Messi has never lacked for talented support with Argentina but he has never won a trophy with his homeland. No Copa Americas and no World Cups. Four years ago he had to collect the trophy as tournament’s best player after the final, then watch as Germany collected its winners medals. He has come close, but coming close isn’t the yardstick by which the eternal greats are measured.

Ronaldo won the European Championship in 2016 with an underwhelming Portugal team. He came off in the final with an injury, but it is what he is conjuring at this tournament that will set him apart.

The group he is with is not one of the best. Portugal would be middle of the road (at best) if he was removed from the lineup. However, he turns that impediment into a destructive force, driving his nation to a 3-3 tie with Spain in the first game thanks to an incredible hat trick, then added another in a 1-0 win against Morocco.

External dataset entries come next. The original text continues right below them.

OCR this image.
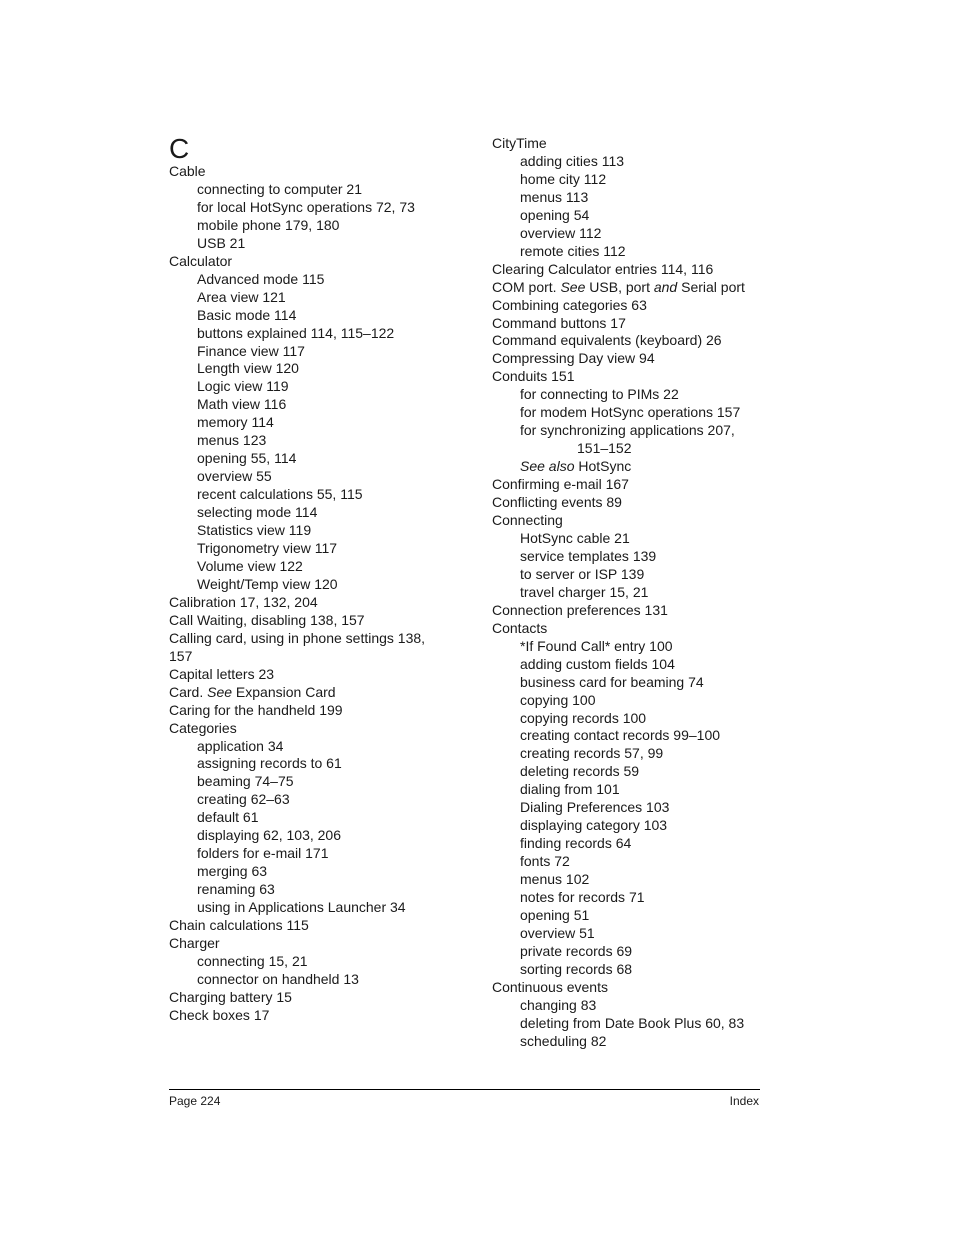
C
Cable
connecting to computer 21
for local HotSync operations 72, 73
mobile phone 179, 180
USB 21
Calculator
Advanced mode 115
Area view 121
Basic mode 114
buttons explained 114, 115–122
Finance view 117
Length view 120
Logic view 119
Math view 116
memory 114
menus 123
opening 55, 114
overview 55
recent calculations 55, 115
selecting mode 114
Statistics view 119
Trigonometry view 117
Volume view 122
Weight/Temp view 120
Calibration 17, 132, 204
Call Waiting, disabling 138, 157
Calling card, using in phone settings 138,
157
Capital letters 23
Card. See Expansion Card
Caring for the handheld 199
Categories
application 34
assigning records to 61
beaming 74–75
creating 62–63
default 61
displaying 62, 103, 206
folders for e-mail 171
merging 63
renaming 63
using in Applications Launcher 34
Chain calculations 115
Charger
connecting 15, 21
connector on handheld 13
Charging battery 15
Check boxes 17
CityTime
adding cities 113
home city 112
menus 113
opening 54
overview 112
remote cities 112
Clearing Calculator entries 114, 116
COM port. See USB, port and Serial port
Combining categories 63
Command buttons 17
Command equivalents (keyboard) 26
Compressing Day view 94
Conduits 151
for connecting to PIMs 22
for modem HotSync operations 157
for synchronizing applications 207,
151–152
See also HotSync
Confirming e-mail 167
Conflicting events 89
Connecting
HotSync cable 21
service templates 139
to server or ISP 139
travel charger 15, 21
Connection preferences 131
Contacts
*If Found Call* entry 100
adding custom fields 104
business card for beaming 74
copying 100
copying records 100
creating contact records 99–100
creating records 57, 99
deleting records 59
dialing from 101
Dialing Preferences 103
displaying category 103
finding records 64
fonts 72
menus 102
notes for records 71
opening 51
overview 51
private records 69
sorting records 68
Continuous events
changing 83
deleting from Date Book Plus 60, 83
scheduling 82
Page 224	Index
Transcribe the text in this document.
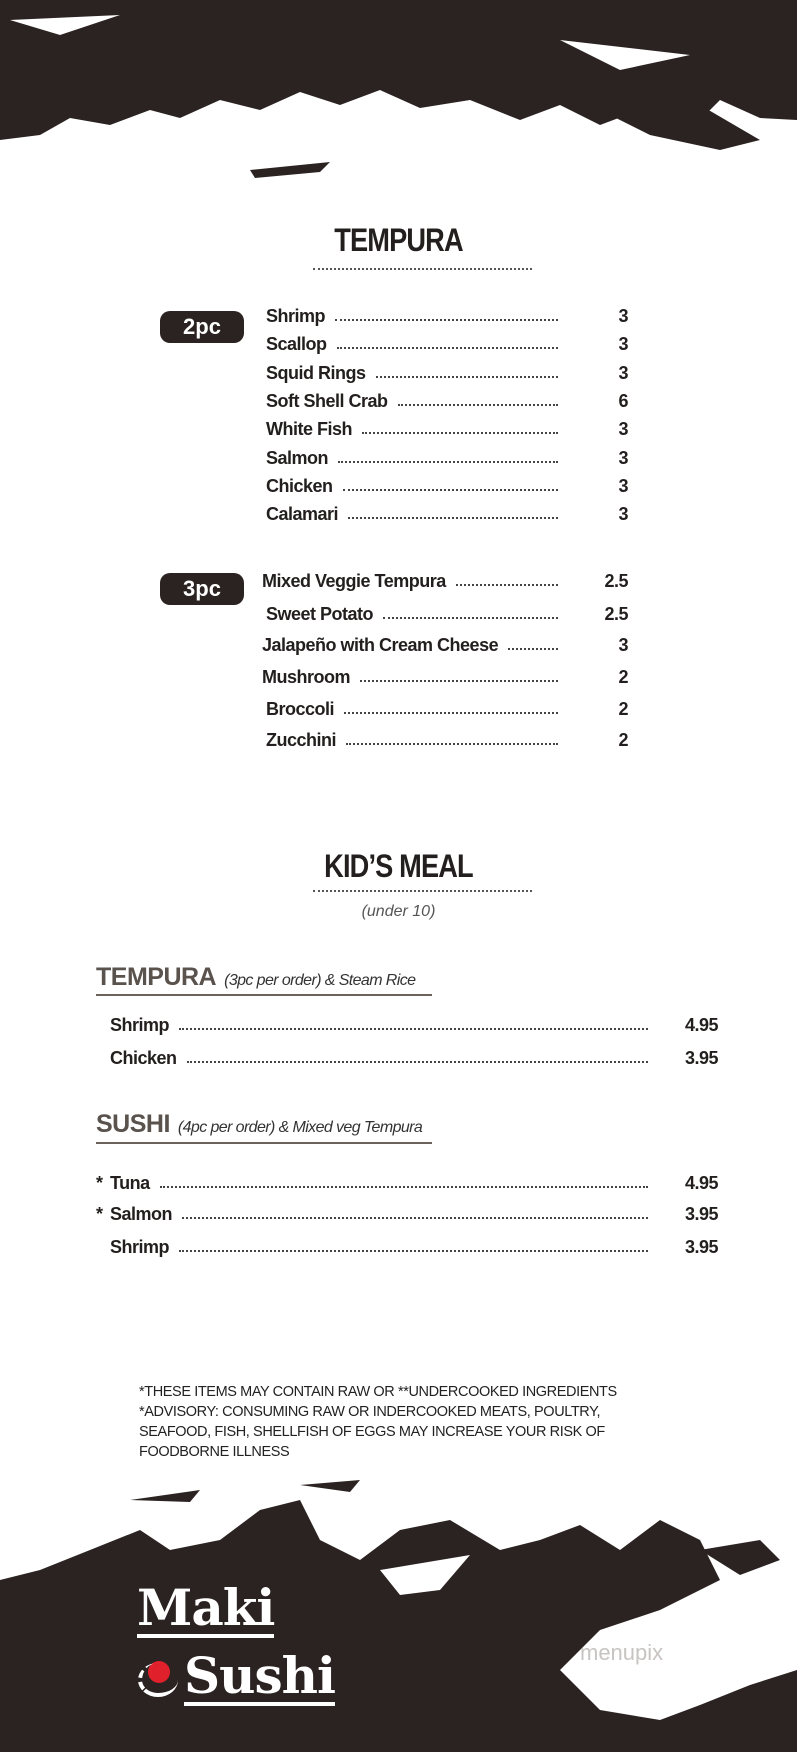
TEMPURA
2pc	Shrimp	3
Scallop	3
Squid Rings	3
Soft Shell Crab	6
White Fish	3
Salmon	3
Chicken	3
Calamari	3
3pc	Mixed Veggie Tempura	2.5
Sweet Potato	2.5
Jalapeño with Cream Cheese	3
Mushroom	2
Broccoli	2
Zucchini	2
KID’S MEAL
(under 10)
TEMPURA (3pc per order) & Steam Rice
Shrimp	4.95
Chicken	3.95
SUSHI (4pc per order) & Mixed veg Tempura
* Tuna	4.95
* Salmon	3.95
Shrimp	3.95
*THESE ITEMS MAY CONTAIN RAW OR **UNDERCOOKED INGREDIENTS
*ADVISORY: CONSUMING RAW OR INDERCOOKED MEATS, POULTRY,
SEAFOOD, FISH, SHELLFISH OF EGGS MAY INCREASE YOUR RISK OF
FOODBORNE ILLNESS
Maki
Sushi	menupix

When the time comes he accepts the burden of taking on the kind of responsibility that would be too much for a normal player or a typical character. Some kind of similarity to LeBron James in the NBA playoffs can be drawn here, as Ronaldo time and again thrusts himself into the middle of the story and makes things happen.

This World Cup may not end in an overall triumph for Ronaldo as there are probably too many strong rivals for that, but he is giving himself the best possible chance.

Messi is not. He is frustrated and therefore sulky, and at times he has looked like he doesn’t want to be here. He is waiting for the game to unfurl as usual, instead of grabbing it by the collar and demanding that it bends to his will.

He gets dejected when things don’t go his way, with those shoulders slumping after a missed penalty against Iceland and much more so when the second Croatia goal went in on Thursday.

There have been times before when Messi has outperformed Ronaldo at the World Cup, so many will suggest this is unfair. Portugal was knocked out in the group stage in 2014 and in the round of 16 four years prior to that, while Messi came within a whisker of winning it all last time.

But he didn’t. And he may now never.

At 30, it remains to be seen whether Messi will be back. There are plenty of incentives to do so. Argentina hasn’t had a winner since 1986 and is waiting for a return to glory – not particularly patiently, it should be noted. But Ronaldo, at 33, knows this is definitely his last realistic shot, both to send his country into rapture and to answer soccer’s burning question of who is personally better.

Ronaldo is on his way to completing at least one of those tasks.